Dismay from some readers also greeted the Times on Oct. 5 – the day the buyout offer was presented – when a one-third of the front page featured an ad for American Airlines Inc., leaving room for only three news stories. That layout decision caused a wave of criticism on social media regarding the conspicuous layout of the ad.
However, Tribune picked up some local support last week. Dana Point hedge fund Mount Flag Media Investment has acquired a 5 percent stake in the company and is seeking a seat on the board. Over the last six weeks, the fund has picked up more than 1.3 million Tribune shares through a series of purchases and stock transfers.
Mount Flag President Jordan Spiegel said in an interview that the firm will ask Tribune Publishing for a seat on its board, adding that the firm feels the stock is extremely undervalued considering the strong brands in Tribune’s portfolio.
“We support management’s strategy and also support the Times having a strong local voice, but feel it’s possible for the paper to benefit from the best of both worlds in having a local perspective as part of a larger umbrella organization,” said Spiegel.
He said Mount Flag would take a “wait-and-see approach” to buying more shares in Tribune but was not interested in buying the Times or the company as a whole.
“We’re just interested in continuing what we are doing, looking at a range of media investment opportunities,” said Spiegel.
Shares in Tribune have plummeted by more than half since April but Chief Executive Jack Griffin recently reaffirmed the company’s commitment to a five-point transformation plan launched last year after going public.
One part of that plan is to step up transition to digital across the company’s 10 papers. Remaining Times employees can expect more digital skills training and new hires in the digital space are expected as the paper puts a priority on boosting that area of its business.
“Our company remains committed to investing in premium content and digital products that will continue to move the company forward,” said a Tribune spokesman.
The Times has hemorrhaged print readership faster than any other major title in the country, according to reports, with daily readers down to 489,000 compared with a daily circulation of more than 739,000 as recently as 18 months ago. Yet it remains the nation’s fourth-biggest newspaper in terms of sales.

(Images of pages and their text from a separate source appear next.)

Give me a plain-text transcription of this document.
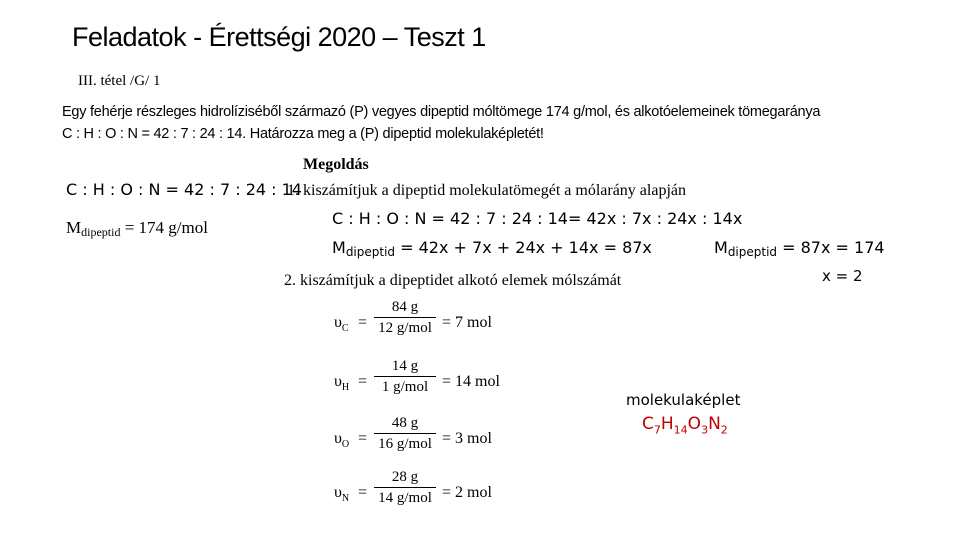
Feladatok - Érettségi 2020 – Teszt 1
III. tétel /G/ 1
Egy fehérje részleges hidrolíziséből származó (P) vegyes dipeptid móltömege 174 g/mol, és alkotóelemeinek tömegaránya
C : H : O : N = 42 : 7 : 24 : 14. Határozza meg a (P) dipeptid molekulaképletét!
C : H : O : N = 42 : 7 : 24 : 14
Mdipeptid = 174 g/mol
Megoldás
1. kiszámítjuk a dipeptid molekulatömegét a mólarány alapján
C : H : O : N = 42 : 7 : 24 : 14= 42x : 7x : 24x : 14x
Mdipeptid = 42x + 7x + 24x + 14x = 87x	Mdipeptid = 87x = 174
x = 2
2. kiszámítjuk a dipeptidet alkotó elemek mólszámát
$\upsilon_C$ =
84 g
12 g/mol = 7 mol
$\upsilon_H$ =
14 g
1 g/mol = 14 mol
$\upsilon_O$ =
48 g
16 g/mol = 3 mol
$\upsilon_N$ =
28 g
14 g/mol = 2 mol
molekulaképlet
$C_7H_{14}O_3N_2$
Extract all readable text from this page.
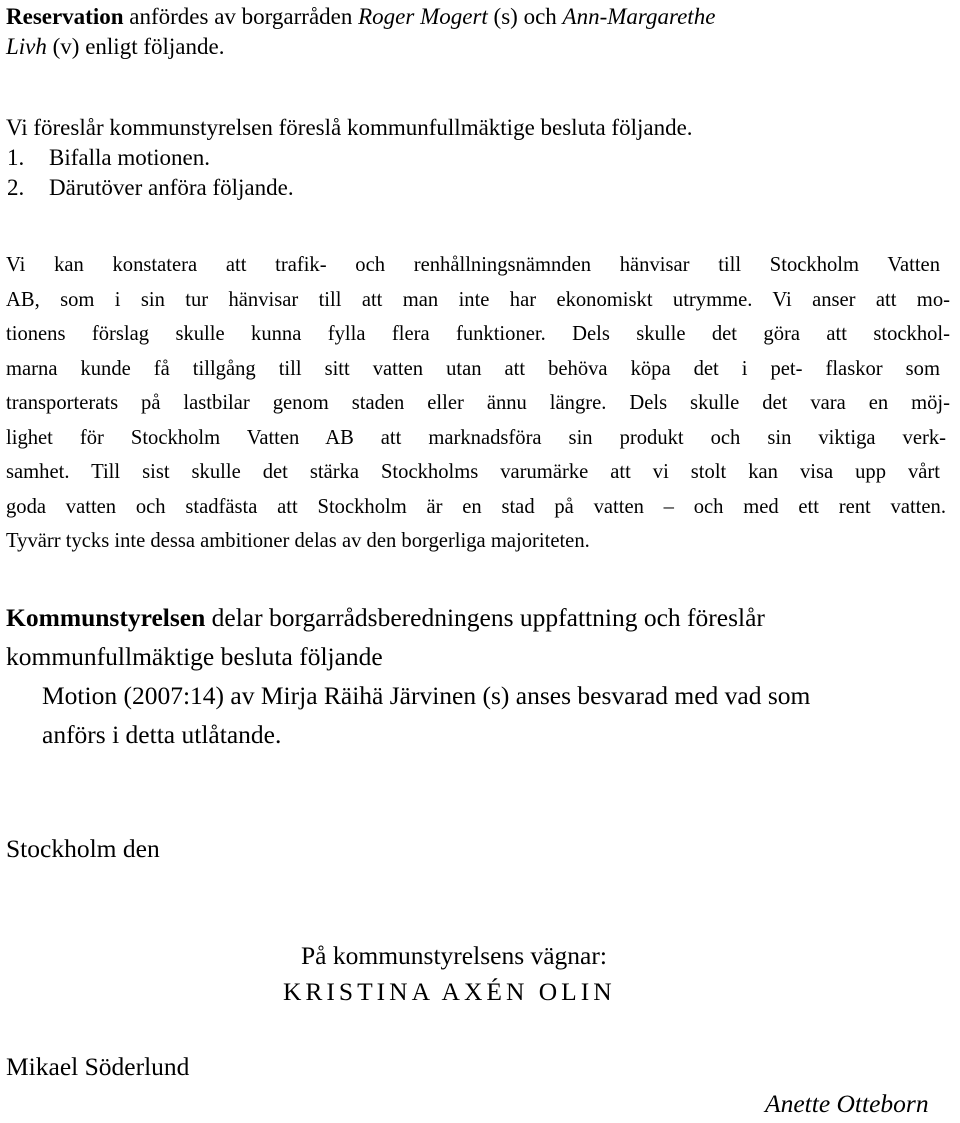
Reservation anfördes av borgarråden Roger Mogert (s) och Ann-Margarethe
Livh (v) enligt följande.
Vi föreslår kommunstyrelsen föreslå kommunfullmäktige besluta följande.
1. Bifalla motionen.
2. Därutöver anföra följande.
Vi kan konstatera att trafik- och renhållningsnämnden hänvisar till Stockholm Vatten
AB, som i sin tur hänvisar till att man inte har ekonomiskt utrymme. Vi anser att mo-
tionens förslag skulle kunna fylla flera funktioner. Dels skulle det göra att stockhol-
marna kunde få tillgång till sitt vatten utan att behöva köpa det i pet- flaskor som
transporterats på lastbilar genom staden eller ännu längre. Dels skulle det vara en möj-
lighet för Stockholm Vatten AB att marknadsföra sin produkt och sin viktiga verk-
samhet. Till sist skulle det stärka Stockholms varumärke att vi stolt kan visa upp vårt
goda vatten och stadfästa att Stockholm är en stad på vatten – och med ett rent vatten.
Tyvärr tycks inte dessa ambitioner delas av den borgerliga majoriteten.
Kommunstyrelsen delar borgarrådsberedningens uppfattning och föreslår
kommunfullmäktige besluta följande
Motion (2007:14) av Mirja Räihä Järvinen (s) anses besvarad med vad som
anförs i detta utlåtande.
Stockholm den
På kommunstyrelsens vägnar:
KRISTINA AXÉN OLIN
Mikael Söderlund
Anette Otteborn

The next key date in developments is Oct. 23 – the deadline by which employees can choose to participate in the voluntary buyout plan. Involuntary cuts are expected to be made if the buyout offer does not bring enough savings. The cuts are companywide but the Times is set to be hardest hit.
The task now for Tribune is to make cuts deep enough to bring numbers in line with promises made to Wall Street – something it’s had trouble doing. Last month, the company was forced to lower its 2015 financial guidance.
In a statement posted on his Facebook page last month after his ouster as publisher, Beutner said, “Cost-cutting alone is not a path to survival in the face of continued declines in print revenue and fierce competition in the digital world.”
Beutner declined to comment for this story citing legal reasons.
Tribune’s decision to pull the strings of the Times from its Chicago headquarters had added to the friction felt locally but the company suggests it is interested in mending fences.
In a statement to the Business Journal, a Tribune spokesman said, “Local Los Angeles Times leadership is engaged in fruitful discussions with various members of the civic community. We respect and appreciate the valuable input we have received to date and welcome additional dialogue.”